Blitzstein's world was just as fascinating, especially since so much of it was tied up with his work. His studies brought him to the Europe of Boulanger and Schoenberg in the 1920s. Back in the U.S. in the 1930s, he became involved in the communist movement and wrote music for political events. He was
stationed in London during World War II, where he composed his Airborne Symphony and worked
with a chorus of Negro soldiers. In the late 1940s and 1950s he was in New York City, creating his
most mature work (like Regina and Threepenny Opera) and active in the anti-House Un-American Activities Committee movement (he eventually testified in front of HUAC,
admitting his lapsed Communist Party membership but refusing to name names of anyone else, unlike Jerome Robbins, among others). Pollack offers evocative descriptions of the artistic cauldron that
simmered around Blitzstein wherever he was at the time.
But Pollack's main focus - as it should be - is on Blitzstein's work. The book's structure is
chronological, and Pollack introduces Blitzstein's work as part of the historical narrative. This
succeeds particularly well in the chapter devoted to Blitzstein's critical writings in the 1930s,
illustrated with a judicious selection of Blitzstein's reviews. Talking about Blitzstein's music presents a greater challenge, one that Pollack meets with thoroughness and insight. For each piece, Pollack
reports the genesis and evolution, outlines a synopsis (for the dramatic works), provides an analysis of the score, excerpts critical reaction, and details the performance history, listing the complete cast from
performances involving Blitzstein and occasionally some that didn't. This works best for the more
celebrated pieces, like The Cradle Will Rock and Regina, whose genesis stories are most interesting and the cast more familiar.
It works particularly well for Cradle where the suspenseful story of its premiere - thwarting the attempt to suppress it by the Federal Theater Project, which had, ironically, commissioned it - was the subject of a 1999 Tim Robbins film.
But sometimes this thoroughness impedes the narrative, as with the discussion of Blitzstein's earlier
pieces. For example, it may be historically interesting to learn that Imogene Coca, who later co-starred
with Sid Caesar on Your Show of Shows on 1950s television, made her debut in Blitzstein's
Triple-Sec in 1930; but it's only being academically rigorous to recite the entire first cast, few (if any) of whom
would be recognized by the normal reader. It's a pity the physical book medium doesn't allow for
hypertext, so the reader could control seeing these details; failing that, however, the best place for this
kind of information would be an appendix. However, the book has no appendix, though a catalog of
work and a discography (especially in view of how sparse it would be) would have been helpful.
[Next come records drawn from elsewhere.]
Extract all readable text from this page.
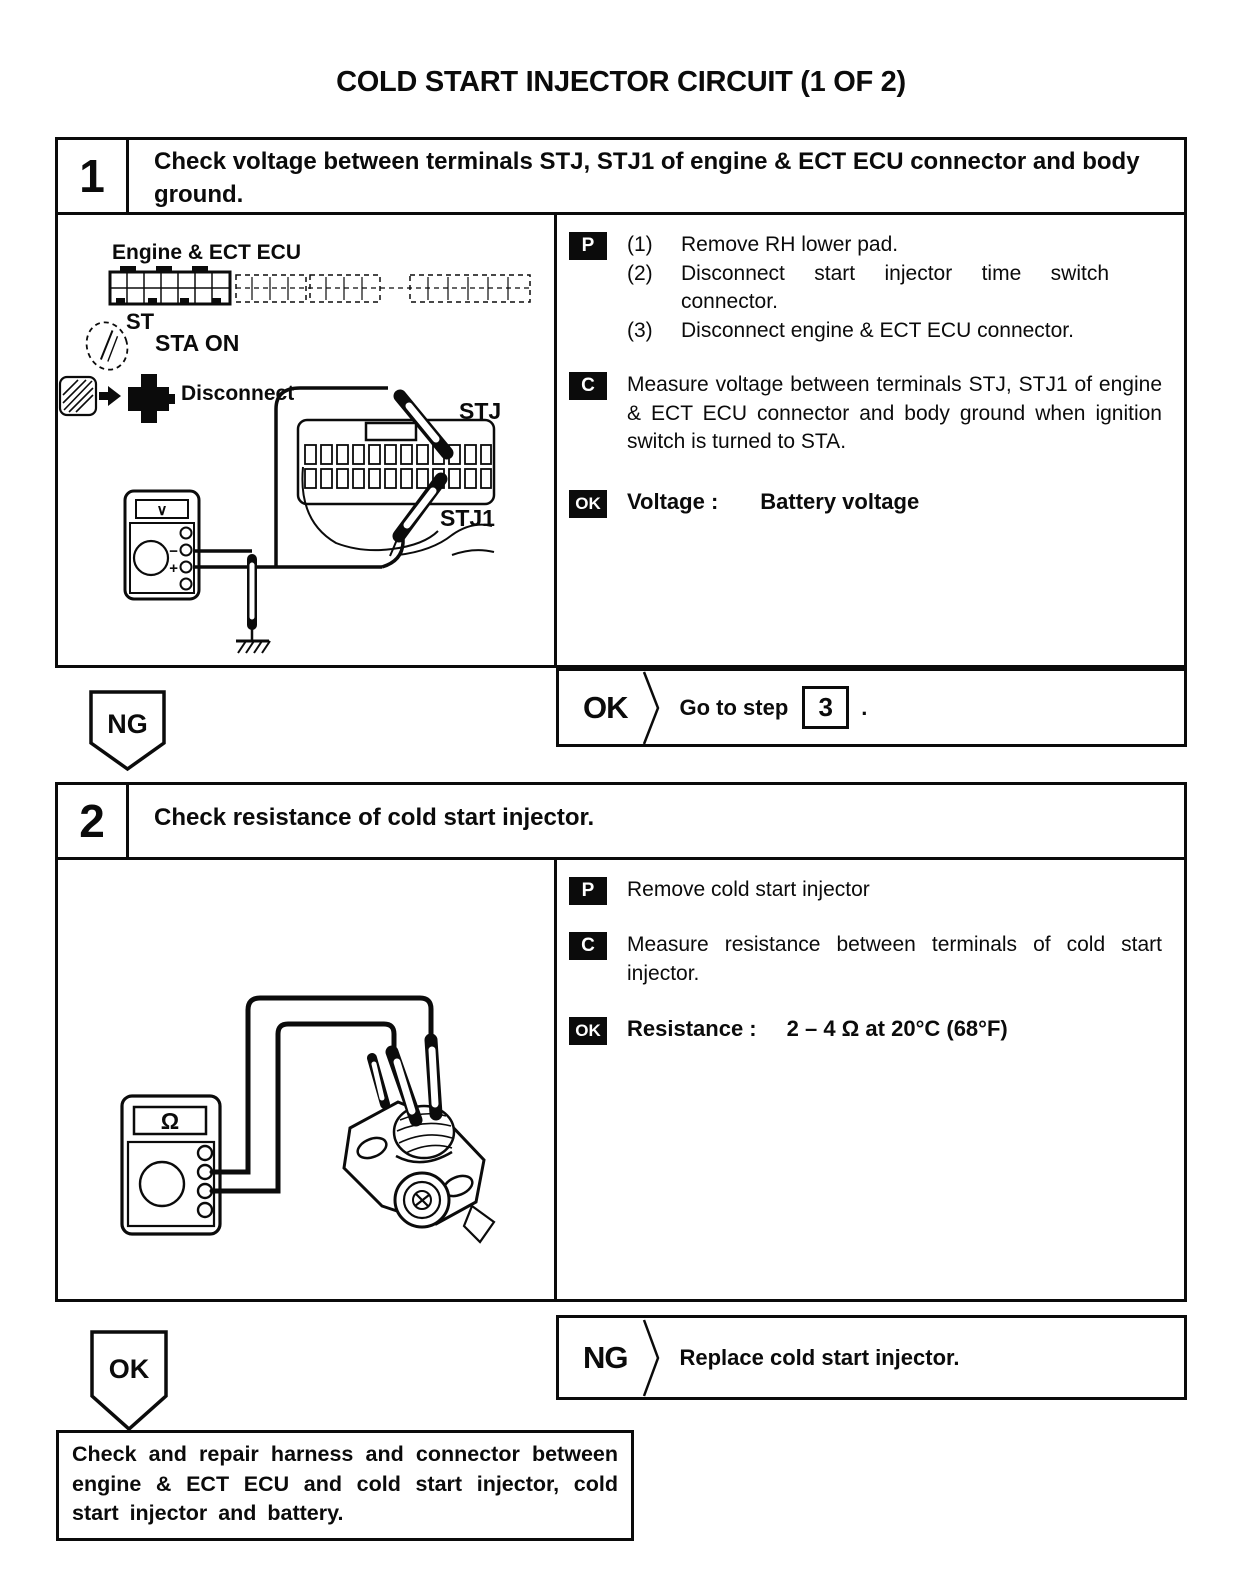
COLD START INJECTOR CIRCUIT (1 OF 2)
1	Check voltage between terminals STJ, STJ1 of engine & ECT ECU connector and body ground.
Engine & ECT ECU
ST
STA ON
Disconnect
STJ
STJ1
∨
−
+
P	(1)	Remove RH lower pad.
(2)	Disconnect start injector time switch connector.
(3)	Disconnect engine & ECT ECU connector.
C	Measure voltage between terminals STJ, STJ1 of engine & ECT ECU connector and body ground when ignition switch is turned to STA.
OK Voltage : Battery voltage
NG	OK Go to step	3	.
2	Check resistance of cold start injector.
Ω
P	Remove cold start injector
C	Measure resistance between terminals of cold start injector.
OK Resistance : 2 – 4 Ω at 20°C (68°F)
OK	NG Replace cold start injector.
Check and repair harness and connector between engine & ECT ECU and cold start injector, cold start injector and battery.
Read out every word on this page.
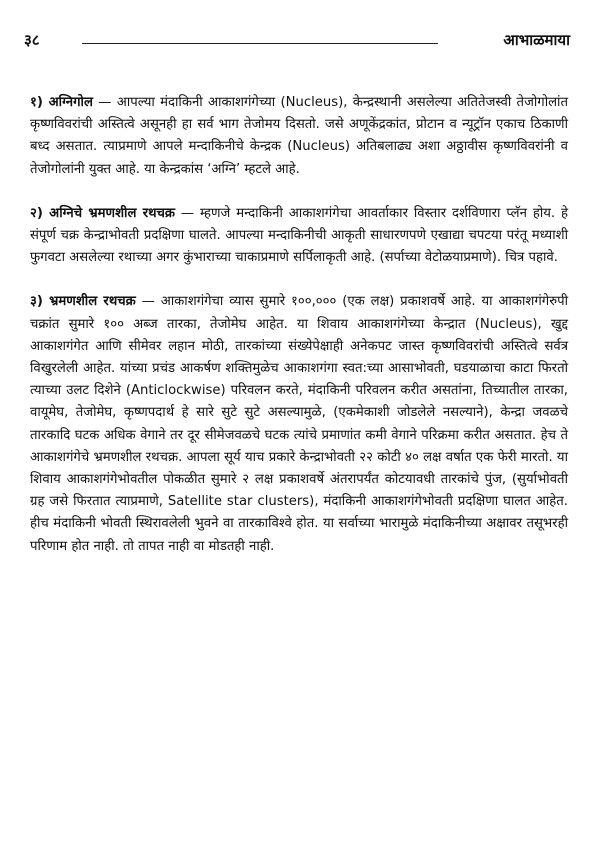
३८	आभाळमाया

१) अग्निगोल — आपल्या मंदाकिनी आकाशगंगेच्या (Nucleus), केन्द्रस्थानी असलेल्या अतितेजस्वी तेजोगोलांत कृष्णविवरांची अस्तित्वे असूनही हा सर्व भाग तेजोमय दिसतो. जसे अणूकेंद्रकांत, प्रोटान व न्यूट्रॉन एकाच ठिकाणी बध्द असतात. त्याप्रमाणे आपले मन्दाकिनीचे केन्द्रक (Nucleus) अतिबलाढ्य अशा अठ्ठावीस कृष्णविवरांनी व तेजोगोलांनी युक्त आहे. या केन्द्रकांस ‘अग्नि’ म्हटले आहे.

२) अग्निचे भ्रमणशील रथचक्र — म्हणजे मन्दाकिनी आकाशगंगेचा आवर्ताकार विस्तार दर्शविणारा प्लॅन होय. हे संपूर्ण चक्र केन्द्राभोवती प्रदक्षिणा घालते. आपल्या मन्दाकिनीची आकृती साधारणपणे एखाद्या चपटया परंतू मध्याशी फुगवटा असलेल्या रथाच्या अगर कुंभाराच्या चाकाप्रमाणे सर्पिलाकृती आहे. (सर्पाच्या वेटोळयाप्रमाणे). चित्र पहावे.

३) भ्रमणशील रथचक्र — आकाशगंगेचा व्यास सुमारे १००,००० (एक लक्ष) प्रकाशवर्षे आहे. या आकाशगंगेरुपी चक्रांत सुमारे १०० अब्ज तारका, तेजोमेघ आहेत. या शिवाय आकाशगंगेच्या केन्द्रात (Nucleus), खुद्द आकाशगंगेत आणि सीमेवर लहान मोठी, तारकांच्या संख्येपेक्षाही अनेकपट जास्त कृष्णविवरांची अस्तित्वे सर्वत्र विखुरलेली आहेत. यांच्या प्रचंड आकर्षण शक्तिमुळेच आकाशगंगा स्वत:च्या आसाभोवती, घडयाळाचा काटा फिरतो त्याच्या उलट दिशेने (Anticlockwise) परिवलन करते, मंदाकिनी परिवलन करीत असतांना, तिच्यातील तारका, वायूमेघ, तेजोमेघ, कृष्णपदार्थ हे सारे सुटे सुटे असल्यामुळे, (एकमेकाशी जोडलेले नसल्याने), केन्द्रा जवळचे तारकादि घटक अधिक वेगाने तर दूर सीमेजवळचे घटक त्यांचे प्रमाणांत कमी वेगाने परिक्रमा करीत असतात. हेच ते आकाशगंगेचे भ्रमणशील रथचक्र. आपला सूर्य याच प्रकारे केन्द्राभोवती २२ कोटी ४० लक्ष वर्षात एक फेरी मारतो. या शिवाय आकाशगंगेभोवतील पोकळीत सुमारे २ लक्ष प्रकाशवर्षे अंतरापर्यंत कोटयावधी तारकांचे पुंज, (सुर्याभोवती ग्रह जसे फिरतात त्याप्रमाणे, Satellite star clusters), मंदाकिनी आकाशगंगेभोवती प्रदक्षिणा घालत आहेत. हीच मंदाकिनी भोवती स्थिरावलेली भुवने वा तारकाविश्वे होत. या सर्वाच्या भारामुळे मंदाकिनीच्या अक्षावर तसूभरही परिणाम होत नाही. तो तापत नाही वा मोडतही नाही.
The reader could use as a companion Leonard Lehrman's Marc Blitzstein: a Bio-bibliography (Praeger, 2005), if they can find it (or afford it - it's $125).
Despite these occasional bumps in the road, Pollack treats us to an eventful and rewarding voyage of
immersion into the life and work of an important American composer. To say that Marc Blitzstein is
undeservedly neglected unfortunately does not distinguish him from very many other fine American
composers, especially those of his generation. Happily, it appears Howard Pollack is on a mission to
correct this situation with an extensive biographical series on American composers, of which Marc
Blitzstein: His Life, His Work, His World is a superb example.